How do we know it isn’t already inside a bucket?
What does “fit” mean anyway when you are talking about putting the entire universe into something?
I think we’re just working from different assumptions about what simulated universe means. I’ve been taking it to mean that the universe is what’s being simulated.
If you’re thinking of the simulator as following only a single individual or a city, then that’s a different scope of simulation entirely and I don’t think it would be appropriate to call it a simulated “universe” anymore.
In terms of the sim being different from the universe… our scientific investigations have at least determined the rules of our current situation, be that real universe or simulation of universe. Our current knowledge says that it would be all but impossible to simulate the entire universe the way we know it to work.
Last I checked, no entities within COD have developed human level intelligence and started running their own simulations of the universe. If COD was a model of simulations supporting Bostrum’s Trilemma, then it would spawn intelligent entities who create and run their own simulations within it.
Those Earth simulators aren’t very accurate. Can they predict a tornado? No. They are crude models. And yes it would be very hard to create a machine with that much RAM.
Now we’re throwing in solipism also? A big universe is even sillier in this case. Plus, while I’ve had an interesting life if the universe revolved around me I’d expect it to be slightly more interesting.
In any case we don’t simulate an entire processor to look at one gate.
I though of another reason that even one simulation is unlikely and many are next to impossible. Computation takes energy - that is a basic law of thermodynamics and I’'m not sure a universe without such a law would be stable enough to lead to any intelligent life, or maybe even matter. I got rid of my information theory book decades ago but I’d suspect using immense amounts of RAM and updating every atom in the universe would require an amount of energy that several supernovas a second would not satisfy. Plus you’d have to figure out how to get rid of the waste heat. Nope, not buying that our simulators can make anything 100% efficient.
This is kind of like four-sided triangles of tri-omni gods - easy to describe and talk about, but basically logically of physically impossible.
Right, but my point is our knowledge can only tell us how our “simulated” universe works based on the information provided.
And again, you haven’t actually conduced these tests yourself, have you? So much of what you “know” about how the universe works may be what the simulation told you.
I mean why even assume that it’s a passive simulation someone created and let run?
In all fairness, I expected you to do a lot more in the sim.
I think you’re missing something…or probably I am.
You don’t need to simulate an entire universe. I don’t know there’s proof of an entire universe. I just have you guys telling me there is. If I’m the only one in a simulation,…well you see where I’m going.
“I’d expect my life to be more interesting.”-Noted.
The OP is about whether we live in a simulated universe. All of us, not just me. If I’m in a holodeck with my environment projected, it isn’t really a simulated universe, but more of a Potemkin universe.
And to paraphrase Dylan, there’s no use simulating me, you might as well be simulating you.
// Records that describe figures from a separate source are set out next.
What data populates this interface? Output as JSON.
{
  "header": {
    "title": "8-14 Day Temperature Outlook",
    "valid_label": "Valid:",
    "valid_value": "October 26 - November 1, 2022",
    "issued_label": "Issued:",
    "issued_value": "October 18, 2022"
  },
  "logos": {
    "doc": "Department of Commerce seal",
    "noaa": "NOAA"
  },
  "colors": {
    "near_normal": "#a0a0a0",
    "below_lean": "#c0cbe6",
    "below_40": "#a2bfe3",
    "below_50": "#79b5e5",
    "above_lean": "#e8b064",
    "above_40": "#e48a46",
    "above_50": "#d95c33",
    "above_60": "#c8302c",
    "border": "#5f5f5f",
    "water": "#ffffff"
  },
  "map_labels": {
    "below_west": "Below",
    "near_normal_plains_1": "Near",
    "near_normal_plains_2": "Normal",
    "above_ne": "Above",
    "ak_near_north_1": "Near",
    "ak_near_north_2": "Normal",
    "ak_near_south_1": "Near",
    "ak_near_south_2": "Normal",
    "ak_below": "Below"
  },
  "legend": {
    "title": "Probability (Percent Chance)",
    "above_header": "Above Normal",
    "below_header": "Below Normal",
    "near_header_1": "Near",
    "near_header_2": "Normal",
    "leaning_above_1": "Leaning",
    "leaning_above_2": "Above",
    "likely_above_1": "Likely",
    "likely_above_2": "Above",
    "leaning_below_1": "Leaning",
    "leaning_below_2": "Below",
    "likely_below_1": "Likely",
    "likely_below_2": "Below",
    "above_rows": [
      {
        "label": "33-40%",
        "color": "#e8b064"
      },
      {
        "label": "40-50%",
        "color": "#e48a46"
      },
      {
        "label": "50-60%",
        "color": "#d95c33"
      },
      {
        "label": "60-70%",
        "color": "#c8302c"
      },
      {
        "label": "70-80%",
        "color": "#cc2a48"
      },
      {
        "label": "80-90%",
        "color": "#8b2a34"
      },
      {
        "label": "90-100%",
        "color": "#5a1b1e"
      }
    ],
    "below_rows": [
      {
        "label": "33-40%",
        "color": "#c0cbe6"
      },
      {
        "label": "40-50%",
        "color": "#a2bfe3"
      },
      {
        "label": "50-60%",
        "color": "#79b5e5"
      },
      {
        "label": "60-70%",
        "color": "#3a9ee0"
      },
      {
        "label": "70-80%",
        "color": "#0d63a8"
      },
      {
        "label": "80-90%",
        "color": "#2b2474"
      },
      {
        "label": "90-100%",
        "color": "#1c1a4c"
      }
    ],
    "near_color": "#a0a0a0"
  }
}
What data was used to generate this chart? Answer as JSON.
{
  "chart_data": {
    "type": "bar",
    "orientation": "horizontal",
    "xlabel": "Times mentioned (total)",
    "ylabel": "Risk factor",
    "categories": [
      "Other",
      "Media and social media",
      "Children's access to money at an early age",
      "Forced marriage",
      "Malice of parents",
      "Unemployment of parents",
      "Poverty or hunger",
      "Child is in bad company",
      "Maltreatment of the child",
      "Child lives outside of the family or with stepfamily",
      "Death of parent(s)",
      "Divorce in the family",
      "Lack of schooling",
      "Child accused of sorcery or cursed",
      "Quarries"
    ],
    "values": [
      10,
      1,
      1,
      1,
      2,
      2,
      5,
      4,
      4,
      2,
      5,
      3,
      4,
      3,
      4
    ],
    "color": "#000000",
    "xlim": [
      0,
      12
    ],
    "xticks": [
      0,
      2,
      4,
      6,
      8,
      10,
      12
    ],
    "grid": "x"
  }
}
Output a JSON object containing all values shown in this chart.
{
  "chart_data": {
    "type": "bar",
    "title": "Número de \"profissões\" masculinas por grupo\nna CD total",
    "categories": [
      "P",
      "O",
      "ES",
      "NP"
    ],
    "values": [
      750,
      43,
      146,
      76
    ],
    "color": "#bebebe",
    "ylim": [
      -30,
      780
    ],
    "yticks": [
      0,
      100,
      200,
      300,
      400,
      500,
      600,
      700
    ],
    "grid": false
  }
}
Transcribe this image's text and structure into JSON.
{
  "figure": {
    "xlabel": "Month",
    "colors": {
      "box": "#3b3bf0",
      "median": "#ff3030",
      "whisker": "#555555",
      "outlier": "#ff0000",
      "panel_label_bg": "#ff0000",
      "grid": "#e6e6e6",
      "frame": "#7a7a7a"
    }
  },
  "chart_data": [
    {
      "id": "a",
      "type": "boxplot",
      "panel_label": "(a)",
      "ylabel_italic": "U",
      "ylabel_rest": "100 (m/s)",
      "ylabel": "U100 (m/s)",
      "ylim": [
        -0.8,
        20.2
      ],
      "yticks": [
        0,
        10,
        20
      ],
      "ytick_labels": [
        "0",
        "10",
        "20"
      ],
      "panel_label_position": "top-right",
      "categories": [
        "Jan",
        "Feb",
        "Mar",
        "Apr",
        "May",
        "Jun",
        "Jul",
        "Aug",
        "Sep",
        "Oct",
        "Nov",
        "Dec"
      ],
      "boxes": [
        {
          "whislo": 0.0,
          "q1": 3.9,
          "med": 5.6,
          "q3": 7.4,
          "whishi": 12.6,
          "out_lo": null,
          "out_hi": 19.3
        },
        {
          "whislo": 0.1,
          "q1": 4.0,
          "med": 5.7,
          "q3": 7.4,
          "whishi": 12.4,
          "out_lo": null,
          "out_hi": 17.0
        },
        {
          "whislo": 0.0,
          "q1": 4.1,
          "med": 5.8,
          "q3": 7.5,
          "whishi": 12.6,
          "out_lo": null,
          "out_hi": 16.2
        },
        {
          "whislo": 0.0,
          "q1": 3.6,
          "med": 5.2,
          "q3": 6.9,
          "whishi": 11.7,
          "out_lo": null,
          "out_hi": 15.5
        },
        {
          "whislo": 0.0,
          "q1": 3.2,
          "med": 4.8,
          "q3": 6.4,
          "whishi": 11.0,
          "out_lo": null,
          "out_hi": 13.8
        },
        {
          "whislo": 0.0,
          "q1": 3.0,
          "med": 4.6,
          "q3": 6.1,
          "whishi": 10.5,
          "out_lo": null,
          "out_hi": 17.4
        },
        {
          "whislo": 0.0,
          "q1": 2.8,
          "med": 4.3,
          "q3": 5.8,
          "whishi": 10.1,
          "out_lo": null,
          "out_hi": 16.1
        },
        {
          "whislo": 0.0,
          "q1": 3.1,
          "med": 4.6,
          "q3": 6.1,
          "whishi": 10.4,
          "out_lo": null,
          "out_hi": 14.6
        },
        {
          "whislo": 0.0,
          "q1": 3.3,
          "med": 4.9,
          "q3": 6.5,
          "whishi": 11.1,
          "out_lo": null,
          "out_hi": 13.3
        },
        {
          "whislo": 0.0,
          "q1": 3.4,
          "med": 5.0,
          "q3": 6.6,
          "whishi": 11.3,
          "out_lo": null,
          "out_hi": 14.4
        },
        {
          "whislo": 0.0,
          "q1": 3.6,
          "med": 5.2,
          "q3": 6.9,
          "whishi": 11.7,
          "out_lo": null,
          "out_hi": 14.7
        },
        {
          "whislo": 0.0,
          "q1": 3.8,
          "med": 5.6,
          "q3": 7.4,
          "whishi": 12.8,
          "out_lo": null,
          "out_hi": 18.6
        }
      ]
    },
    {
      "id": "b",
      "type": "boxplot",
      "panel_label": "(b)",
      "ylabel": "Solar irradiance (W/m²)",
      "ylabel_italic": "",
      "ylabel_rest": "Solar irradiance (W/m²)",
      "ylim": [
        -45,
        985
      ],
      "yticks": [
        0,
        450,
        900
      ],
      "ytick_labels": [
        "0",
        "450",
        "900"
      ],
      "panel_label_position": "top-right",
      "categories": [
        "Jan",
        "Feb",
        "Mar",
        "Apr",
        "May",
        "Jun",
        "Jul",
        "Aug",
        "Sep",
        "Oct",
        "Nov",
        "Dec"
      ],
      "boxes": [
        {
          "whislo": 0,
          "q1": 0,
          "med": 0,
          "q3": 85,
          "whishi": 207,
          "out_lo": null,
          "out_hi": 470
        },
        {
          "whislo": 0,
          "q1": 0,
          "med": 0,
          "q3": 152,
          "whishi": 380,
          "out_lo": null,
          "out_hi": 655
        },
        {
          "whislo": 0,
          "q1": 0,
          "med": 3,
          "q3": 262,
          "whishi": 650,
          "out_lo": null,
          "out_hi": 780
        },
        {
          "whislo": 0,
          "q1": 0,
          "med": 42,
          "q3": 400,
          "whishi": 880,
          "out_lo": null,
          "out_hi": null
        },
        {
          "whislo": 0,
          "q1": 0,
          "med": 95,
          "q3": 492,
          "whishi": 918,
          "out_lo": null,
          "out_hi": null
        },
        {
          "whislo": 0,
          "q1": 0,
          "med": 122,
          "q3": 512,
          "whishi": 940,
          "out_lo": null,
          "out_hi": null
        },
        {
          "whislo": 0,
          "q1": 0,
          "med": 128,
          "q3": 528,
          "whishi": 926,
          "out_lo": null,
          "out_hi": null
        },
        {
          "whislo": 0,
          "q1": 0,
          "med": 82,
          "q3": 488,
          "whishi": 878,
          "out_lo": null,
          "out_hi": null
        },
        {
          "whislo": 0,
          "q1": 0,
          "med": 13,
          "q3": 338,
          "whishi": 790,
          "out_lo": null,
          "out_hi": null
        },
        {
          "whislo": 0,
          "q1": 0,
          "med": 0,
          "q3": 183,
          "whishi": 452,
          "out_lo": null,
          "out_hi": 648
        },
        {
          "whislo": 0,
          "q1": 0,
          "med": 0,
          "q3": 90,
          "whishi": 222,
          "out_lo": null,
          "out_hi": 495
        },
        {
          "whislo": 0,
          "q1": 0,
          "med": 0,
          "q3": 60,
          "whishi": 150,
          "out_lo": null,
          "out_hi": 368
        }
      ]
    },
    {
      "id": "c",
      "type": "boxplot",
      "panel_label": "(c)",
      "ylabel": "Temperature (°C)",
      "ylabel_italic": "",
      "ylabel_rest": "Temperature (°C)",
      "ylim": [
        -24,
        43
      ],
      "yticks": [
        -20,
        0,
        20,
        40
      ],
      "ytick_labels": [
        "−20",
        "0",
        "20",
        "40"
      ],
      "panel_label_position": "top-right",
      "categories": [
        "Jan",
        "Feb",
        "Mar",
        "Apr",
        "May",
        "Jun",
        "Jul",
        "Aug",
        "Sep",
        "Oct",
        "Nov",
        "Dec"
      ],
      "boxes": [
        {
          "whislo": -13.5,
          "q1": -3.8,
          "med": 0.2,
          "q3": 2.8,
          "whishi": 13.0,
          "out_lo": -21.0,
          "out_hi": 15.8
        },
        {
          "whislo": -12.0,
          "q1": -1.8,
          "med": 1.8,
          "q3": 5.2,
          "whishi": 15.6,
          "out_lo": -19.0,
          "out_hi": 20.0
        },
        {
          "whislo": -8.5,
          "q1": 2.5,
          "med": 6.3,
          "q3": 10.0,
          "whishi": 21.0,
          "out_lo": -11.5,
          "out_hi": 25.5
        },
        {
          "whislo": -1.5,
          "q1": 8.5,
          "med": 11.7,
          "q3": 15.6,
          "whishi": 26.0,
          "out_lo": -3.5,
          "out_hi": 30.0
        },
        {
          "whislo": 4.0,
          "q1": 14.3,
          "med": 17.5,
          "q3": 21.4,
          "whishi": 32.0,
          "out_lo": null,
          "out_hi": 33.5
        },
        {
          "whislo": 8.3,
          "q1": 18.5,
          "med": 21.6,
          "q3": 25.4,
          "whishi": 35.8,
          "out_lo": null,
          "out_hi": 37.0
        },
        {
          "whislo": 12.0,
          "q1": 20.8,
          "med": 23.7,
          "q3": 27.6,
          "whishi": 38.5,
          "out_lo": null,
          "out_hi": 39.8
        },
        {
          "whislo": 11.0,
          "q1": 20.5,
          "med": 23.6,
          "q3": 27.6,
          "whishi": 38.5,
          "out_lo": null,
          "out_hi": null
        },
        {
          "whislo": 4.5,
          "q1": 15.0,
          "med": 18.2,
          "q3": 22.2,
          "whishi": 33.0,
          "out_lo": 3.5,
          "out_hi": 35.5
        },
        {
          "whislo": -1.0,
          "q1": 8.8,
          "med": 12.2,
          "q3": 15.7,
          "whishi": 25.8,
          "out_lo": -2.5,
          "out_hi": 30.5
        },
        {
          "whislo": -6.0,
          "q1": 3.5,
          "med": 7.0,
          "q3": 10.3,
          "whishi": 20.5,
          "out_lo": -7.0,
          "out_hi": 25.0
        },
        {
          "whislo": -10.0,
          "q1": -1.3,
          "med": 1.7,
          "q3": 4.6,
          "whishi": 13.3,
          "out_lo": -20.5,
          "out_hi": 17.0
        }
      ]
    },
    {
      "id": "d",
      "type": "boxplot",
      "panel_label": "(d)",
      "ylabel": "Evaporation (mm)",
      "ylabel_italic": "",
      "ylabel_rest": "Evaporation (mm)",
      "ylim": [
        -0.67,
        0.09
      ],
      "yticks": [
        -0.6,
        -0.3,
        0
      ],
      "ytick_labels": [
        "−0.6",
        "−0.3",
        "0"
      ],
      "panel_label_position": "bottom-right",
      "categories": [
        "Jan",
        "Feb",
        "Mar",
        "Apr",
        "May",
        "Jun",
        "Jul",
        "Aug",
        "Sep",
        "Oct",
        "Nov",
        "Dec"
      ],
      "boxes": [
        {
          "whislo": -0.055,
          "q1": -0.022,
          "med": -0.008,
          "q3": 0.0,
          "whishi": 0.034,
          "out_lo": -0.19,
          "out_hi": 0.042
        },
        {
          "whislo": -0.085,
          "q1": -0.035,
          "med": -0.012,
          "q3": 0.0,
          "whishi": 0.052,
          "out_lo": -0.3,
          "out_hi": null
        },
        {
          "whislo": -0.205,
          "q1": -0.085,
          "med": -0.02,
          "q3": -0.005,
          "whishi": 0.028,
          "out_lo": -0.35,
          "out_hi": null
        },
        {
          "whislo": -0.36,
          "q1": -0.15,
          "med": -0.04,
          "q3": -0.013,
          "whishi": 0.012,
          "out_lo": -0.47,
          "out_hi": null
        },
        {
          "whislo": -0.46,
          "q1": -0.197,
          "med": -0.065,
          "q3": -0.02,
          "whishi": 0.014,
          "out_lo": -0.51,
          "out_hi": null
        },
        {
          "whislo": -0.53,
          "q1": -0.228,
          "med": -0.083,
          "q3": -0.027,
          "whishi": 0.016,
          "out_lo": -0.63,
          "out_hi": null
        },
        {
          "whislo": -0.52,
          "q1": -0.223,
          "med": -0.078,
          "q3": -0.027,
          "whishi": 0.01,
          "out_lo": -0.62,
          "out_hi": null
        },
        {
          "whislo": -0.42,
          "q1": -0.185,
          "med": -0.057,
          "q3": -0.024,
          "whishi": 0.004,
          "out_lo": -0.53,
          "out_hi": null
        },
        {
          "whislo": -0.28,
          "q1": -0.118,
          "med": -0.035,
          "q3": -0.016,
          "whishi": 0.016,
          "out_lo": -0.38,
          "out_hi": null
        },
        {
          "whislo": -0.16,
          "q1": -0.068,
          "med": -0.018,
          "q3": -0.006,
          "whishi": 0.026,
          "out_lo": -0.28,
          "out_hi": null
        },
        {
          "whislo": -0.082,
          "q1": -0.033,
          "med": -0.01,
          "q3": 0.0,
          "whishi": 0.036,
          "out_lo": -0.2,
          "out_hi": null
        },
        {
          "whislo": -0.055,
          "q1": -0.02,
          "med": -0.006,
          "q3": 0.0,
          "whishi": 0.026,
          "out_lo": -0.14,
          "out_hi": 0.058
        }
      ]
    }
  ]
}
Now if we can convince Trump that he is the most important person in the universe (which wouldn’t be hard) maybe we can get him to walk off a pier or something.
Yep, and delayed-choice experiments/uncertainty collapse look a bit like reverse raytracing and rendering-on-demand, and the whole wave-particle thing looks a bit like the code is happy to convert between integer and floating point math on the fly, depending on the output required.
BTW, this is nothing new. Ed Fredkin dropped into one of my MIT classes in 1973 and mentioned his universe as a simulation idea. He said that miracles in the past were bugs in the code, and the lack of miracles today come from it being fixed. And Planck time is the simulation time step. That is the one place where the universe does match what you expect to see in a simulation.